416. Galanti Roberto, Le stragi tedesche in Italia. L'eccidio di Niccioleta. Tesi di laurea, Università degli studi di Siena, Facoltà di Scienze politiche, relatore prof. Simone Neri Serneri, a. a. 1998-1999, 109 pp.
Studio specifico sulla strage degli 83 minatori della Niccioleta. Sono specificate le unità militari responsabili: 3o Polizei Freiwillingen Bataillon Italien, un reparto di polizia formato da soldati italiani e posto sotto il comando dell'esercito tedesco. Circa le azioni giudiziarie nel dopoguerra si ricostruiscono le travagliate fasi dell'istruttoria e gli esiti processuali. La sentenza della Corte di Assise di Pisa (19 novembre 1949) stabilì 30 anni a 3 imputati condannati per omicidio volontario aggravato plurimo e collaborazionismo militare e l'assoluzione per insufficienza di prove per altri 5 imputati. La sentenza della Corte di Assise di Appello di Firenze del 14 dicembre 1951 confermò le condanne per due imputati, e alleggerì la pena per il terzo. La sentenza della Corte di Cassazione del 31 maggio 1953 confermò le condanne.

417. Zannerini Emilio, Il massacro della Niccioleta. In memoria dei minatori fucilati dai nazifascisti. Niccioleta Castelnuovo Val di Cecina 13-14 giugno 1944, Aida, Firenze 1999, 38 pp.
Prima edizione: La Toscografica, Grosseto 1945 [M n. 374]

418. Dominici Franco, Cent'anni di storia. Sorano 1860-1960, Stampa alternativa, Roma 2001, 206 pp.
La ricostruzione della storia di Sorano, in provincia di Grosseto, nella sezione relativa alla Seconda guerra mondiale, accenna all'uccisione di 5 partigiani (Africo Balocchi, Marsilio Gavini, Felice Grillo, Francesco Sorrentini, Alvaro Vasconi), catturati in località Casa Sbraci il 2 marzo 1944 e fucilati a Manciano, dopo il processo del tribunale militare, celebrato il 14 marzo 1944 (p. 166). L'autore dell'azione fu il comando militare tedesco di San Martino del Cimino.

419. Pezzino Paolo, Storie di guerra civile.
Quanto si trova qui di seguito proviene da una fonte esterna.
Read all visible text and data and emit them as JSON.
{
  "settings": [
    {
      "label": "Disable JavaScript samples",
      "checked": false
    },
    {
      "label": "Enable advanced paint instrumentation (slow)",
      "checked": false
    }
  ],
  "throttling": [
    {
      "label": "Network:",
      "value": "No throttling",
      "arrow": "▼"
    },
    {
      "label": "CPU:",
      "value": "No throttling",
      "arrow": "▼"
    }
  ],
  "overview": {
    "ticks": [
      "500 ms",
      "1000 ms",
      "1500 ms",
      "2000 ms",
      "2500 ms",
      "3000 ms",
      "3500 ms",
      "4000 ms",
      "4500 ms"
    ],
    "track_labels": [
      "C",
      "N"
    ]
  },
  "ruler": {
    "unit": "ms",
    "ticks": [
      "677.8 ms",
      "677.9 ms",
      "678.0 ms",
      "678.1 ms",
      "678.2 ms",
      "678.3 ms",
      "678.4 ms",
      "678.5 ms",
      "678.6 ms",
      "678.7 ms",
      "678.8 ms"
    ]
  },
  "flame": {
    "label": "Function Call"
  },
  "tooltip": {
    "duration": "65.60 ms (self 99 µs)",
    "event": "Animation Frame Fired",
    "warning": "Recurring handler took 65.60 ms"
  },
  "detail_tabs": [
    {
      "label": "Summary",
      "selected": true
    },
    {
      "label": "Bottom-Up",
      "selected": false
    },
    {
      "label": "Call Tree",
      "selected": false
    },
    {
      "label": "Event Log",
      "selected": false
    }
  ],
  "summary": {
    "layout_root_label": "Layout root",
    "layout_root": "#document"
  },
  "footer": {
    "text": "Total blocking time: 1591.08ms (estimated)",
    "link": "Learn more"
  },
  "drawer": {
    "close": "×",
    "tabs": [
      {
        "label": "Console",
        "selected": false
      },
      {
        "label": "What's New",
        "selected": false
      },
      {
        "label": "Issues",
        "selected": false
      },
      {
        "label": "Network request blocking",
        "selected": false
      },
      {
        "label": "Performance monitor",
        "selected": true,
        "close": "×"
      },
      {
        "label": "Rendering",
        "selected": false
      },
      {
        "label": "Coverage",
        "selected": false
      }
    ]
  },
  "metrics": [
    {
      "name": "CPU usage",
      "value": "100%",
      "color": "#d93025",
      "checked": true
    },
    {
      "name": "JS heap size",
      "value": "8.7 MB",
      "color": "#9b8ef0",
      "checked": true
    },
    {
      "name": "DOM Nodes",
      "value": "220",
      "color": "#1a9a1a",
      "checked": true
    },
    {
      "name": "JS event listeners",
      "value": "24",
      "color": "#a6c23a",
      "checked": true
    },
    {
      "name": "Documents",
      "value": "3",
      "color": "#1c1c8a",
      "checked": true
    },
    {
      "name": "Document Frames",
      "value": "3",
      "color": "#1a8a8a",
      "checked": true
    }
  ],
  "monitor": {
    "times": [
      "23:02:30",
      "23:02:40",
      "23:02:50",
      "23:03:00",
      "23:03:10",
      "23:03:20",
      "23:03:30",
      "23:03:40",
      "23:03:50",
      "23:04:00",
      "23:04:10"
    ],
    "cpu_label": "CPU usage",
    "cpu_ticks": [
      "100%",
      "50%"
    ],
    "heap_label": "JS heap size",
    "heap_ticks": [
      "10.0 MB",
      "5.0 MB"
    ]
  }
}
L'eccidio di Niccioleta, Il Mulino, Bologna 2001, 228 pp.
Ricostruzione della strage della Niccioleta basata sulle carte delle istruttorie e dei processi nonché sulle testimonianze orali. La prima indagine giudiziaria era stata effettuata dal Comitato di Liberazione nazionale di Massa Marittima, sulla base della quale la magistratura aprì un'inchiesta che portò, nel 1949, a un processo alla Corte d'Assise di Pisa, in cui vennero condannati due minatori fascisti e un italiano che era arruolato nel battaglione di polizia tedesca. L'A. pone un'attenzione particolare all'elaborazione memoriale successiva, perché, come afferma Pezzino, "a Niccioleta sono i fascisti locali, e non i partigiani, i protagonisti della vicenda nella memoria collettiva" e continua: "l'intreccio fra guerra civile combattuta, ricerca e punizione di alcuni individui, ritenuti colpevoli, e nei fatti assoluzione di altri, ai miei occhi altrettanto, se non più colpevoli, mi è sembrato particolarmente stimolante per analizzare le componenti ideologiche che hanno sorretto e guidato nel dopoguerra non solo la costruzione di una memoria collettiva su questi fatti, ma anche l'operazione della giustizia penale" (p. 17). Da segnalare la riflessione svolta dall'A. nel capitolo xiv dal titolo Giustizia penale, giustizia politica, responsabilità (pp. 187-207).

420. Zannerini Emilio, Il massacro della Niccioleta. In memoria dei minatori fucilati dai nazi-fascisti. Niccioleta Castelnuovo Val di Cecina 13-14 giugno 1944, Federazione provinciale minatori, Grosseto 2001, 42 pp.